Kingstone remains exposed to weather volatility, especially as catastrophe losses normalize from recent lows. Expansion into new states and E&S lines introduces underwriting and regulatory risk, and competitive pressures in core New York markets could intensify as incumbents broaden their appetite. Management’s guidance assumes mean reversion in catastrophe activity for 2026, and any deviation could impact profitability and capital deployment.

Forward Outlook

For Q4 2025, Kingstone guided to:

  • Net earned premiums of $187 million
  • GAAP combined ratio between 78 and 82
  • Basic EPS between $2.30 and $2.70, diluted EPS between $2.20 and $2.60
  • Return on equity between 35% and 39%

For full-year 2025, management raised profitability guidance while reaffirming premium growth:

  • Direct written premium growth for all states between 12% and 17%

Management highlighted several factors that will shape results:

  • Catastrophe activity is expected to revert to the mean in 2026, with guidance to be refined as the year unfolds
  • Expansion roadmap and new state entry plans will be detailed in the first half of 2026

Takeaways

Kingstone’s Q3 2025 results demonstrate a structurally improved business model, with Select product adoption and expense leverage driving record profitability. Capital strength and high retention provide a stable foundation for disciplined expansion and ongoing dividend support.

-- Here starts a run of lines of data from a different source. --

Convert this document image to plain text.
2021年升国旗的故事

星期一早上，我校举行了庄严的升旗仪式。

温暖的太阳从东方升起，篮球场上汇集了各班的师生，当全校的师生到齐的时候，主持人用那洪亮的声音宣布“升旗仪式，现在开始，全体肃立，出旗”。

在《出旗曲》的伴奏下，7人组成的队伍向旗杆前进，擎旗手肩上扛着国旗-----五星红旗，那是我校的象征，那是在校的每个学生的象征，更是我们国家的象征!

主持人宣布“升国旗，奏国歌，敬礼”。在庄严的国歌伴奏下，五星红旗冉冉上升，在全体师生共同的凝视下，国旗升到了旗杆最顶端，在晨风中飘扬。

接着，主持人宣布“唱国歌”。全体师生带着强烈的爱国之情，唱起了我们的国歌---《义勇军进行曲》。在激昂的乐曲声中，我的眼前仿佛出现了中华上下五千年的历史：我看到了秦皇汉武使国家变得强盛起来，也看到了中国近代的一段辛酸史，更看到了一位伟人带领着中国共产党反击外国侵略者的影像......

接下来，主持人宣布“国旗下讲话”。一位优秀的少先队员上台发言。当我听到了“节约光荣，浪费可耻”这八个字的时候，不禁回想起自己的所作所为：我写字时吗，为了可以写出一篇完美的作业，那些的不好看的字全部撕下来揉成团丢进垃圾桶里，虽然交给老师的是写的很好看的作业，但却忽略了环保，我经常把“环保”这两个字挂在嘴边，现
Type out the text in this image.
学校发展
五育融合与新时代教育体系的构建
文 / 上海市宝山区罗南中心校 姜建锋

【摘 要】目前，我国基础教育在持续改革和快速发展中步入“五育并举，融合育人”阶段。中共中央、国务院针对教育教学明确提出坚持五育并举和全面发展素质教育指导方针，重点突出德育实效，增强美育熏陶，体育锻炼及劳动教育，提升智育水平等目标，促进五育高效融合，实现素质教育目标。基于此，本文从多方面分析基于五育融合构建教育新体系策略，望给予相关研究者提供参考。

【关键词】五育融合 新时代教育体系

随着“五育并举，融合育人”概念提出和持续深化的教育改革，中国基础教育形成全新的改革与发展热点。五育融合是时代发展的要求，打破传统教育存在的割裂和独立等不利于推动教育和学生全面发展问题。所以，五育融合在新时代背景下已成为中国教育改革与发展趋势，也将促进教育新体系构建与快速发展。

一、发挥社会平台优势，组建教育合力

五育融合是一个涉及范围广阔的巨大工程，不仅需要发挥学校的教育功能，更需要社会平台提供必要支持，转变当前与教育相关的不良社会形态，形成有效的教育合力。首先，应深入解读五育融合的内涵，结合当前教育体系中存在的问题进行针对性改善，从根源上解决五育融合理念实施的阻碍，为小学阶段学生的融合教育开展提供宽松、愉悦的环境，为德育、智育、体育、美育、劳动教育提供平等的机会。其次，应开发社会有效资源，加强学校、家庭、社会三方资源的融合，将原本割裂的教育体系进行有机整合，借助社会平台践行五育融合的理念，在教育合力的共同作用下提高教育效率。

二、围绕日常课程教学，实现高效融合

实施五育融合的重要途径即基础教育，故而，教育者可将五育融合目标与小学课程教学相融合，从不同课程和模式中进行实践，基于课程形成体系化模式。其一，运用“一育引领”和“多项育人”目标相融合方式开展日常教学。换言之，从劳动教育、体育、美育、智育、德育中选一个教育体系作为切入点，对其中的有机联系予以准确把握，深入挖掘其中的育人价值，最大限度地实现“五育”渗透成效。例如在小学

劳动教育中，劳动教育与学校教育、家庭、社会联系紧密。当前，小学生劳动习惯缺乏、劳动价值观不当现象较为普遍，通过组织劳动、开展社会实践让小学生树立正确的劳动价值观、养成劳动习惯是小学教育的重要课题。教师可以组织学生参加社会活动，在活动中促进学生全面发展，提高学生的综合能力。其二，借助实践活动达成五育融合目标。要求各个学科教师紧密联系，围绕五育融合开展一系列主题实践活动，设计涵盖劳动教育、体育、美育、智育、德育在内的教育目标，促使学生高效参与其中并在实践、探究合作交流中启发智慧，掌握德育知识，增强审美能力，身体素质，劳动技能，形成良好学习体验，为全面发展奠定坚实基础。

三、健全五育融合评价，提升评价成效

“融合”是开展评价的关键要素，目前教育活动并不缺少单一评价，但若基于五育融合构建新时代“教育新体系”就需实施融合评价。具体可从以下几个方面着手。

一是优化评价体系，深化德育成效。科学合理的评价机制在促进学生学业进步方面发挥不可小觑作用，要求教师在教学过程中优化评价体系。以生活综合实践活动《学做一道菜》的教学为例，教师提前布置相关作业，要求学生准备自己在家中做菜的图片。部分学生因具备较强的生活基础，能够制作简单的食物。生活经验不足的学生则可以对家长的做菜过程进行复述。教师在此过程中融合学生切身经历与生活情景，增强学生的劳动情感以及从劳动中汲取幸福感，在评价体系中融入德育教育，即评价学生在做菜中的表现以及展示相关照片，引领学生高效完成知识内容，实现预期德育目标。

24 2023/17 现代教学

  • Risk Selection and Margin Expansion: Select Homeowners and disciplined underwriting are translating into lower claim frequency and higher returns, even as claim severity edges up.
  • Expense and Investment Leverage: Sliding-scale commissions and yield-driven investment income growth are driving double-digit earnings expansion and supporting capital returns.
  • Expansion Watchpoint: Execution in new geographies and E&S lines will be the next test of Kingstone’s underwriting discipline and risk management as the market opportunity persists.

Conclusion

Kingstone delivered a standout quarter, with enduring profitability powered by product mix, operational discipline, and capital strength. The company is well-positioned for measured expansion, but investors should monitor weather normalization and competitive dynamics as the next phase unfolds.

Industry Read-Through

Kingstone’s results highlight the value of selective underwriting, retention-driven growth, and operational efficiency in personal lines insurance, especially in catastrophe-exposed markets. The shift toward preferred risk products and the use of sliding-scale reinsurance commissions are levers other regional carriers may seek to emulate. Low catastrophe losses have flattered recent results, but the company’s capital discipline and expansion posture signal broader industry moves toward risk-adjusted growth and margin resilience. As competition re-enters hard markets, insurers with robust producer relationships and advanced risk segmentation will likely hold the advantage.